I've been where I think you are now. Worried that I need to have certain sorts of rules for the players to feel that the game is somehow... right. When in fact those rules are making the game non-fun in other ways. Usually the solution I've found is... just don't have that sort of rule. I've likened the feeling that there is a need for such rules in the past to being in the Matrix. Take the right pill, Neo.

Mike

glandis

Hi Mike -

"And then this is where the Village of Homlett goes up in flames, if you will. Some players, fed up enough with the lack of control, will take the implied fight option instead. And now we have the problem that there's no reasonable way to salvage the situation presented in the module (though very creative GMs can even work around this sort of disaster). Either the PCs are dead, or the Patron is."

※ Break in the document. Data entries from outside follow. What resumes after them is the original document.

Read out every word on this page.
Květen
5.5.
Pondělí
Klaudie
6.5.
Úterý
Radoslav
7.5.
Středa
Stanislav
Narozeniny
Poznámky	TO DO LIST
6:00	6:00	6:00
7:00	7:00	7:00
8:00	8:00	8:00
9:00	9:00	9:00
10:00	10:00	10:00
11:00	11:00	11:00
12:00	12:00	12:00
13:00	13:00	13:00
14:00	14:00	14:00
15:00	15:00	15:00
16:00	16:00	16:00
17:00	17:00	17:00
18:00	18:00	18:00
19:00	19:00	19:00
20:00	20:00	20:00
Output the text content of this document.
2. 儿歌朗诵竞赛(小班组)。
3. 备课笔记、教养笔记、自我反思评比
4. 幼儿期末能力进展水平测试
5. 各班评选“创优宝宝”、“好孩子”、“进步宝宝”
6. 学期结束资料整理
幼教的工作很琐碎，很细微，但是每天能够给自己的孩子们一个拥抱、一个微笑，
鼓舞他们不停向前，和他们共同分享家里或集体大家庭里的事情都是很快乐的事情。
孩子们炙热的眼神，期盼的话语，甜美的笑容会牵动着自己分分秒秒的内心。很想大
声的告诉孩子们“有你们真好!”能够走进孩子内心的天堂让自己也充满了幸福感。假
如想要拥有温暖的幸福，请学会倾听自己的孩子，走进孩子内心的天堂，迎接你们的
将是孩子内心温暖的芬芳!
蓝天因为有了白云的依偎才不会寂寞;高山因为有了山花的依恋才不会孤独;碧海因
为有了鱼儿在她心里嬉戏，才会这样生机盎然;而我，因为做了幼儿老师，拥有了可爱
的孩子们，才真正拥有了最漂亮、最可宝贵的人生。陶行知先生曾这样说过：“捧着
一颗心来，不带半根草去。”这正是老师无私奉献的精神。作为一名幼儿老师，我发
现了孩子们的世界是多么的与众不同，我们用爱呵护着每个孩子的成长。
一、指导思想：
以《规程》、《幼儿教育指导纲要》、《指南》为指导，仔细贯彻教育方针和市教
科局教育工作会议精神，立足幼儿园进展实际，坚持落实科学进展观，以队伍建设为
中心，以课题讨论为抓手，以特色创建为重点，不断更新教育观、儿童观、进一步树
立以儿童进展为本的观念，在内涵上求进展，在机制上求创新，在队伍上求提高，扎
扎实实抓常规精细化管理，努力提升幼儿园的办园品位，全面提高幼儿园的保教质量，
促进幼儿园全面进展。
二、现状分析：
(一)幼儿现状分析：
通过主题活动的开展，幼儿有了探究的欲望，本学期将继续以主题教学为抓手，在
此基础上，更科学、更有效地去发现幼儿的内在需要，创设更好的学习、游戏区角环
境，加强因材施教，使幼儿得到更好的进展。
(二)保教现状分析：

The question would be, maybe, is there anything valuable in looking at how those "very creative GMs" work around the disaster? I'd say it's in realizing that if that kind of creativity was available all along (and not just from the GM), there was no reason to be on the gorram module-path in the first place! But there may be other answers.

-Gordon


Ron Edwards

It makes me sad, but I do think it's time to spawn daughter threads and to let this one rest.